Tout commence lorsqu'une femme, Frau Troffea, se met à danser seule dans la rue, sans musique, sans pouvoir s'arrêter, jusqu'à l'épuisement et parfois la mort. Peu à peu, ce mal étrange se propage à des dizaines puis des centaines d'habitants, plongeant la ville dans une frénésie collective incontrôlable, tandis que médecins, autorités et clergé cherchent en vain des explications — possession démoniaque, malédiction divine, ou simple folie contagieuse.
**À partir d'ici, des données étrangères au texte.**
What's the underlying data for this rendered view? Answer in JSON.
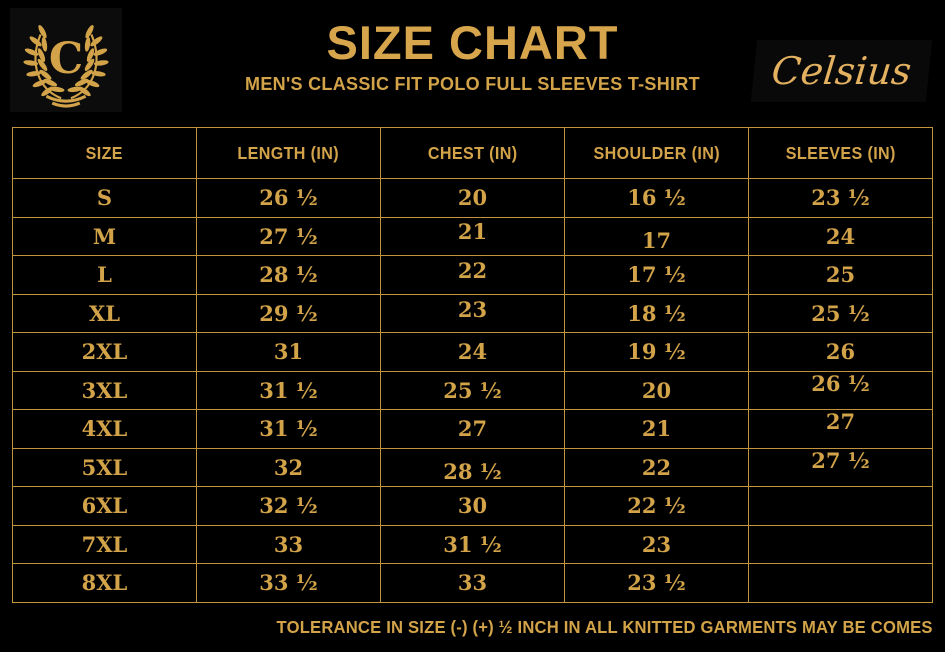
{
  "brand": {
    "logo_letter": "C",
    "name": "Celsius"
  },
  "header": {
    "title": "SIZE CHART",
    "subtitle": "MEN'S CLASSIC FIT POLO FULL SLEEVES T-SHIRT"
  },
  "colors": {
    "background": "#000000",
    "gold_text": "#D2A349",
    "gold_title": "#D7A64C",
    "gold_script": "#E3B160",
    "gold_border": "#C2943E"
  },
  "chart_data": {
    "type": "table",
    "title": "SIZE CHART",
    "subtitle": "MEN'S CLASSIC FIT POLO FULL SLEEVES T-SHIRT",
    "columns": [
      "SIZE",
      "LENGTH (IN)",
      "CHEST (IN)",
      "SHOULDER (IN)",
      "SLEEVES (IN)"
    ],
    "rows": [
      [
        "S",
        "26 ½",
        "20",
        "16 ½",
        "23 ½"
      ],
      [
        "M",
        "27 ½",
        "21",
        "17",
        "24"
      ],
      [
        "L",
        "28 ½",
        "22",
        "17 ½",
        "25"
      ],
      [
        "XL",
        "29 ½",
        "23",
        "18 ½",
        "25 ½"
      ],
      [
        "2XL",
        "31",
        "24",
        "19 ½",
        "26"
      ],
      [
        "3XL",
        "31 ½",
        "25 ½",
        "20",
        "26 ½"
      ],
      [
        "4XL",
        "31 ½",
        "27",
        "21",
        "27"
      ],
      [
        "5XL",
        "32",
        "28 ½",
        "22",
        "27 ½"
      ],
      [
        "6XL",
        "32 ½",
        "30",
        "22 ½",
        ""
      ],
      [
        "7XL",
        "33",
        "31 ½",
        "23",
        ""
      ],
      [
        "8XL",
        "33 ½",
        "33",
        "23 ½",
        ""
      ]
    ]
  },
  "footer": {
    "note": "TOLERANCE IN SIZE (-) (+)  ½ INCH IN ALL KNITTED GARMENTS MAY BE COMES"
  }
}
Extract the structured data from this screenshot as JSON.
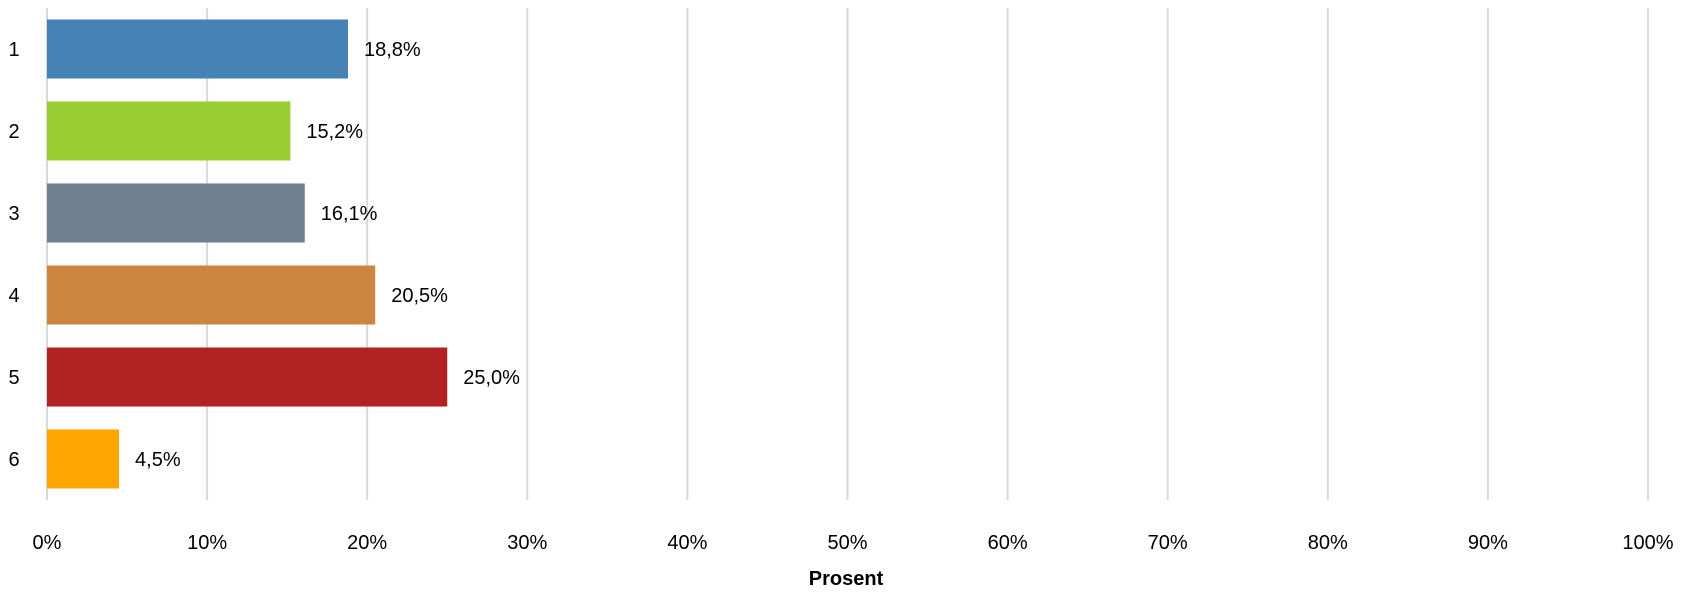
{
  "chart_data": {
    "type": "bar",
    "orientation": "horizontal",
    "categories": [
      "1",
      "2",
      "3",
      "4",
      "5",
      "6"
    ],
    "values": [
      18.8,
      15.2,
      16.1,
      20.5,
      25.0,
      4.5
    ],
    "value_labels": [
      "18,8%",
      "15,2%",
      "16,1%",
      "20,5%",
      "25,0%",
      "4,5%"
    ],
    "colors": [
      "#4682B4",
      "#9ACD32",
      "#708090",
      "#CD853F",
      "#B22222",
      "#FFA500"
    ],
    "xlabel": "Prosent",
    "ylabel": "",
    "title": "",
    "xlim": [
      0,
      100
    ],
    "x_ticks": [
      0,
      10,
      20,
      30,
      40,
      50,
      60,
      70,
      80,
      90,
      100
    ],
    "x_tick_labels": [
      "0%",
      "10%",
      "20%",
      "30%",
      "40%",
      "50%",
      "60%",
      "70%",
      "80%",
      "90%",
      "100%"
    ],
    "grid": "vertical",
    "gridline_color": "#D9D9D9",
    "legend": "none"
  }
}
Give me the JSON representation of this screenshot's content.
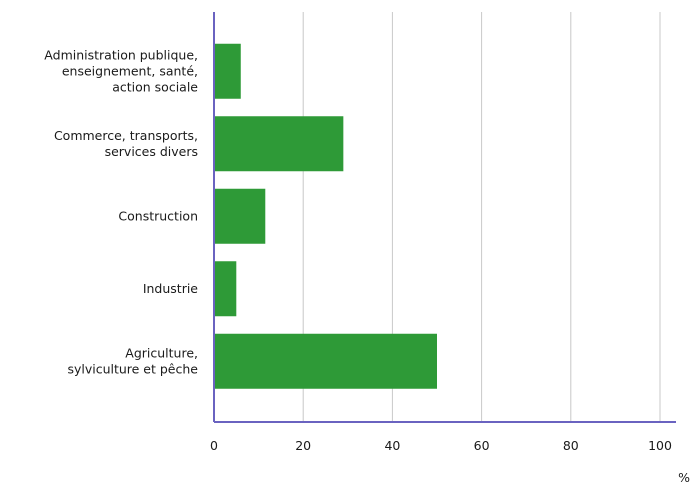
{
  "chart_data": {
    "type": "bar",
    "orientation": "horizontal",
    "categories": [
      [
        "Administration publique,",
        "enseignement, santé,",
        "action sociale"
      ],
      [
        "Commerce, transports,",
        "services divers"
      ],
      [
        "Construction"
      ],
      [
        "Industrie"
      ],
      [
        "Agriculture,",
        "sylviculture et pêche"
      ]
    ],
    "values": [
      6,
      29,
      11.5,
      5,
      50
    ],
    "xlim": [
      0,
      100
    ],
    "xticks": [
      "0",
      "20",
      "40",
      "60",
      "80",
      "100"
    ],
    "xunit": "%",
    "grid": "vertical",
    "bar_color": "#2e9a37",
    "axis_color": "#6a63c0",
    "grid_color": "#c8c8c8"
  }
}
Teulé adopte son style caractéristique, mêlant noirceur, ironie mordante et un humour grinçant qui rend supportable, voire fascinant, un sujet pourtant terrible, tout en dressant en filigrane un portrait acide de la misère sociale, de la faim et de l'oppression qui rongeaient le petit peuple de l'époque et qui pourraient expliquer, au-delà du mystère médical, cette hystérie collective comme un exutoire désespéré à la souffrance.

Court, rythmé et efficace, ce roman se lit comme une fable macabre et burlesque sur la folie des foules, où l'auteur interroge avec sa causticité habituelle la frontière ténue entre le rire et l'effroi.